Re: Monitoring ceph and prometheus

Sage Weil <sage@xxxxxxxxxxxx> · Fri, 12 May 2017 01:07:19 +0000 (UTC)

On Fri, 12 May 2017, Brad Hubbard wrote:
> On Thu, May 11, 2017 at 10:47 PM, Sage Weil <sage@xxxxxxxxxxxx> wrote:
> > On Thu, 11 May 2017, John Spray wrote:
> >> On Thu, May 11, 2017 at 12:52 PM, Jan Fajerski <jfajerski@xxxxxxxx> wrote:
> >> > Hi list,
> >> > I recently looked into Ceph monitoring with prometheus. There is already a
> >> > ceph exporter for this purpose here
> >> > https://github.com/digitalocean/ceph_exporter.
> >> >
> >> > Prometheus encourages software projects to instrument their code directly
> >> > and expose this data, instead of using an external piece of code. Several
> >> > libraries are provided for this purpose:
> >> > https://prometheus.io/docs/instrumenting/clientlibs/
> >> >
> >> > I think there are arguments for adding this instrumentation to Ceph
> >> > directly.  Generally speaking it should reduce overall complexity in the
> >> > code (no extra exporter component outside of ceph) and in operations (no
> >> > extra package and configuration).
> >> >
> >> > The direct instrumentation could happen in two places:
> >> > 1)
> >> > Directly in Cephs C++ code using https://github.com/jupp0r/prometheus-cpp.
> >> > This would mean daemons expose their metrics directly via the prometheus
> >> > http interface. This would be the most direct way of exposing metrics,
> >> > prometheus would simply poll all endpoints. Service discovery for scrape
> >> > targets, say added or removed OSDS, would however have to be handled
> >> > somewhere. For orchestration tools à la k8s, ansible, salt, ... either have
> >> > this feature already or it would be simple enough to add. Deployments not
> >> > using a tool like that need another approach. Prometheus offer various
> >> > mechanisms
> >> > (https://prometheus.io/docs/operating/configuration/#%3Cscrape_config%3E) or
> >> > a ceph component (say mon or mgr) could handle this.
> >> >
> >> > 2)
> >> > Add a ceph-mgr plugin that exposes the metrics available to ceph-mgr as a
> >> > prometheus scrape target (using
> >> > https://github.com/prometheus/client_python).  This would handle the service
> >> > discovery issue for ceph daemons out of the box (though not for the actual
> >> > mgr-daemon which is the scrape target). The code would also be in a central
> >> > location instead of being scattered in several places. It does however add a
> >> > (maybe pointless) level of indirection ($ceph_daemon -> ceph-mgr ->
> >> > prometheus) and adds the need for two different scrape intervals (assuming
> >> > mgr polls metrics from daemons).
> >>
> >> I would love to see a mgr module for prometheus integration!
> >
> > Me too!  It might make more sense to do it in C++ than python, though, for
> > performance reasons.
> 
> Can we define "metrics" here? What, specifically, are we planning to gather?
> 
> Let's start with an example from "ceph_exporter". It exposes a metric
> ApplyLatency which it obtains by connecting to the cluster via a rados client
> connection and running the "osd perf" command and gathering the apply_latency_ms
> result. I believe this stat is the equivalent of the apply_latency perf counters
> statistic.
> 
> Does the manager currently export the performance counters? If not option 1 is
> looking more viable for gathering these sorts (think "perf dump") of
> metrics unless the manager can proxy calls such as "osd perf" back to the MONs?
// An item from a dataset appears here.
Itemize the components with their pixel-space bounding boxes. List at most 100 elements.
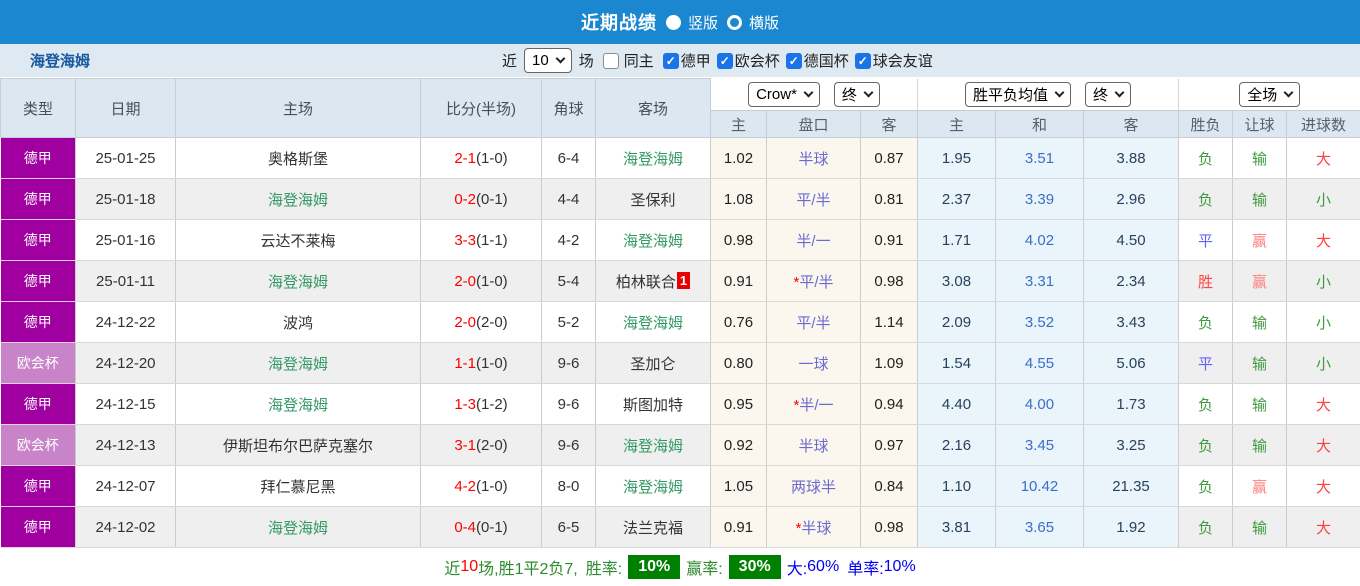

Right now all of the perfcounters are reported to ceph-mgr.  We shouldn't 
need to do 'osd perf' (which is just reporting those 2 metrics that the 
osds have historically reported to the mon).

> Part of the problem with gathering metrics from ceph is working out what set of
> metrics you want to collect from a large assortment available IMHO.

We could collect them all. Or, we recently introduced a 'priority' field 
so we can collect everything above a threshold (although then we have to 
go assign meaningful priorities to most of the counters).

BTW one of the cool things about prometheus is that it has a histogram 
type, which means we can take our 2d histogram data and report that 
(flattened into one or the other dimension).

sage